Für die bereits 1998 erteilte Zulassung als Futterpflanze hat Aventis mittlerweile eine vorläufige Aussetzung beantragt. Ganz verzichten auf die Vermarktung von Starlink will Aventis jedoch nicht. Ende Oktober reichte das Unternehmen erneut einen Genehmigungsantrag für Starlink ein. Der Gentech-Mais soll sowohl als Futterpflanze als auch zur Lebensmittelverarbeitung zugelassen werden.

Starlink sei gesundheitlich unbedenklich, versichert Aventis. Doch das wissenschaftliche Beratergremium der für die Zulassung zuständigen Umweltbehörde Environmental Protection Agency (EPA) ist davon nicht ganz so überzeugt. Zwar gebe es keine Beweise dafür, dass Starlink zur Beeinträchtigung der menschlichen Gesundheit führe, aber die letzten Zweifel seien auch noch nicht ausgeräumt, heißt es in einem Report des Expertengremiums von Anfang Dezember. Die Bedenken konzentrieren sich vor allem auf ein zusätzlich in das Pflanzengenom eingebrachtes Gen namens Cry 9 C. Dieses Gen ist für die Bildung eines Proteins verantwortlich, das den Pflanzen einen Selbstschutz gegen Insektenfraß verleiht.

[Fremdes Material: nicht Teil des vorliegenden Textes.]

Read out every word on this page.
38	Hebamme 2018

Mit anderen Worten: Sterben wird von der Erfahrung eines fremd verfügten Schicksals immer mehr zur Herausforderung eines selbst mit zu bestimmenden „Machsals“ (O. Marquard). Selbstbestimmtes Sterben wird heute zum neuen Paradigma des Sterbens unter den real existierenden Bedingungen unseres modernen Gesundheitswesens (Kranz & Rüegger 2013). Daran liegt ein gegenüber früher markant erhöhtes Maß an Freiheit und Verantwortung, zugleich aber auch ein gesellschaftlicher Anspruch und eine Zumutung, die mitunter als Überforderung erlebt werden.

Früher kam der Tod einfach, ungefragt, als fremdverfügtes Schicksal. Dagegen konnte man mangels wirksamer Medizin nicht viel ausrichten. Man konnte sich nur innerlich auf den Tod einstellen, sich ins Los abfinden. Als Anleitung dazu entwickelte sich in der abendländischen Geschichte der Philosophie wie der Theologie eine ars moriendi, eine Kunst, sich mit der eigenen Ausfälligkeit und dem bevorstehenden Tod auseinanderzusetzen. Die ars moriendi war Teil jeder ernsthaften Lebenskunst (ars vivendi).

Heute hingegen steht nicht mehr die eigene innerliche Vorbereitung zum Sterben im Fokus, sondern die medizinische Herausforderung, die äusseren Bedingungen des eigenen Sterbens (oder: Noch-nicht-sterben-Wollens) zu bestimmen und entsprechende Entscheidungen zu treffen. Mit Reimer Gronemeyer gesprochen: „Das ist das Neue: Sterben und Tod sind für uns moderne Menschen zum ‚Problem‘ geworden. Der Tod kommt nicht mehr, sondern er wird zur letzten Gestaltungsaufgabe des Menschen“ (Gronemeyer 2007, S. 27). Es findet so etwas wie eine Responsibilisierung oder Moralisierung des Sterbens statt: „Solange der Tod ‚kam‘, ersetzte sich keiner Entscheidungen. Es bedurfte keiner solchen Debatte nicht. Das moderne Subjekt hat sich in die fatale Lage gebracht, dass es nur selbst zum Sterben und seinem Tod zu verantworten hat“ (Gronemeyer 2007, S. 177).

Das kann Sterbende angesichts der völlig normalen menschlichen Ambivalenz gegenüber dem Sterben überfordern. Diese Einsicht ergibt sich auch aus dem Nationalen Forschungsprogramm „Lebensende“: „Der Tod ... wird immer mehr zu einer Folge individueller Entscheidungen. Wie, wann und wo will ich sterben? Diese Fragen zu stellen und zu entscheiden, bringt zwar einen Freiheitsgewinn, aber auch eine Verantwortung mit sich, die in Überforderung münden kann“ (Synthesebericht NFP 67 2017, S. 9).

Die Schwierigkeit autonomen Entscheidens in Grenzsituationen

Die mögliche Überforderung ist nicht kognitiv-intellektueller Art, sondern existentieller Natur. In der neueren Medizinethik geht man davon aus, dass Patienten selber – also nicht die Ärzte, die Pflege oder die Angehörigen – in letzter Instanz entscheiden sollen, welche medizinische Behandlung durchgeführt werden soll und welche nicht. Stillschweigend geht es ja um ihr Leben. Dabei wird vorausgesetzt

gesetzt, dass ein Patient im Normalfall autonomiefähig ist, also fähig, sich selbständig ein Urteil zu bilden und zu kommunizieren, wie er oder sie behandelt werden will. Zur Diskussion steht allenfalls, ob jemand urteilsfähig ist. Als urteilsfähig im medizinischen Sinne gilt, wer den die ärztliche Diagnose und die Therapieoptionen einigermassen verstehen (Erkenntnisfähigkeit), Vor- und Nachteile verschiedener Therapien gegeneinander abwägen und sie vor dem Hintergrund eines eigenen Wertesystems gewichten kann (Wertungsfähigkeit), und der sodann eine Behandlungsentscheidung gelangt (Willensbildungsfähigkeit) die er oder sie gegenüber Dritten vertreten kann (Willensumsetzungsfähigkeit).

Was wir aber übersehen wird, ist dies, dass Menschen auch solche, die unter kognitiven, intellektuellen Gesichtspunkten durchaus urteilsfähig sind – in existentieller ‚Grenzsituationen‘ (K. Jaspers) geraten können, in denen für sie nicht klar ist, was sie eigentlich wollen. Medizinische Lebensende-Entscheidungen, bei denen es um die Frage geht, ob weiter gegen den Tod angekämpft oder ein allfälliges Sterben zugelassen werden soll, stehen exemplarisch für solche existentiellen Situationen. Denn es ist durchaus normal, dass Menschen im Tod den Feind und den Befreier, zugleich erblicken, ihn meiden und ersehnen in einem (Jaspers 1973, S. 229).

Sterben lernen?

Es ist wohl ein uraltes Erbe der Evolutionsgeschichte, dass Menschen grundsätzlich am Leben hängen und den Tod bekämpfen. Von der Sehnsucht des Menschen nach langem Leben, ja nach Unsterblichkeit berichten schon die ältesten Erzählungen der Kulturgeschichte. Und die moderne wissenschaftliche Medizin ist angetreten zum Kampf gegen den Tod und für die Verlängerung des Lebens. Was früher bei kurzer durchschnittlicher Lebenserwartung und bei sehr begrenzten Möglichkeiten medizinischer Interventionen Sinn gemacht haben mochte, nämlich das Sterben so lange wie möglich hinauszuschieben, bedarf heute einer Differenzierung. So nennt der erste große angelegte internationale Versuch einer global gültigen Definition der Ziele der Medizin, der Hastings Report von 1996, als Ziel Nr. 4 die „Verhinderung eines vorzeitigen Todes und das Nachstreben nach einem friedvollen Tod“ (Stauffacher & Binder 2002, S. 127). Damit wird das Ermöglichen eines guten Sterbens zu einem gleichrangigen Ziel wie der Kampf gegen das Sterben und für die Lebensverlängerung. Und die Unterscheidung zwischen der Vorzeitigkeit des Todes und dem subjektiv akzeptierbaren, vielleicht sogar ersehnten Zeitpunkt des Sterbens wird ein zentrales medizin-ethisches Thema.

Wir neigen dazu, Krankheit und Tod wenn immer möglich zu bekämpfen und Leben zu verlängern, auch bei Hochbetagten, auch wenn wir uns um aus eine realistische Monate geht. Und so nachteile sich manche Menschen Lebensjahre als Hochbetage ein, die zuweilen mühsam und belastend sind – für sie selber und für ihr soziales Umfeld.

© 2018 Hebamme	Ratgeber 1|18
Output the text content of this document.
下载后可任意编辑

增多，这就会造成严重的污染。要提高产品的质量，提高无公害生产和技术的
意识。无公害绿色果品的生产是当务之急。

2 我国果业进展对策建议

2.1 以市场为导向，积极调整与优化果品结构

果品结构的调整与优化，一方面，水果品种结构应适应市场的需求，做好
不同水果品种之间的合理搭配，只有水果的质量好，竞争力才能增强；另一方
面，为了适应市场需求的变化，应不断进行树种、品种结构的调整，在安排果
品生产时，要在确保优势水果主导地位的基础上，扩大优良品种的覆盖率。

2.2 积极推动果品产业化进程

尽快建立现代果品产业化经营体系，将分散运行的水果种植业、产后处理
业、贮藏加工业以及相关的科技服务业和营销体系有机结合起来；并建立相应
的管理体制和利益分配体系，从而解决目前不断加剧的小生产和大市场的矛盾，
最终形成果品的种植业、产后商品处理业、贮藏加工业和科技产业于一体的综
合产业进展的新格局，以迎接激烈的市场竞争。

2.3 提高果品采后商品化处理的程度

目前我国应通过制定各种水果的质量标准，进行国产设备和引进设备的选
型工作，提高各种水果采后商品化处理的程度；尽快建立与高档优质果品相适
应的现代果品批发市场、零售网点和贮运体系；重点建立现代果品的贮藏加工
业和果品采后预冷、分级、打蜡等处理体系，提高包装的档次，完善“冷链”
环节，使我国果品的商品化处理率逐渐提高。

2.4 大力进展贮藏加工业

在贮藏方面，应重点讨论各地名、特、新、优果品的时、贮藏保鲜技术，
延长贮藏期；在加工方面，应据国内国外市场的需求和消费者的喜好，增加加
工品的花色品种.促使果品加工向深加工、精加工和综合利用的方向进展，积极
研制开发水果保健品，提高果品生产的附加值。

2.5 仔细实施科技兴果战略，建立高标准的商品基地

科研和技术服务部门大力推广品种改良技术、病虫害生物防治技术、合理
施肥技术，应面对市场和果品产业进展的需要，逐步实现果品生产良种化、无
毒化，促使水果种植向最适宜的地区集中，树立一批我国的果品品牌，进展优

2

Ursprünglich stammt das Gen aus der Bakterienart Bacillus thuringiensis (Bt), die dafür bekannt ist, dass sie Substanzen bildet, die für Insektenlarven tödlich sind. Bisher ist nicht erwiesen, dass diese Toxine auch bei Säugetieren wirksam sind. Aventis hat jedoch die Wildform des Bt-Gen nachträglich so verändert, dass die Wirksamkeit des Proteins auf Insektenlarven drastisch erhöht ist. Und über die Wirkung diese Substanz auf den menschlichen Körper gibt es bisher so gut wie keine Daten. Von den Experten wird daher noch ein erheblicher Forschungsbedarf eingeklagt.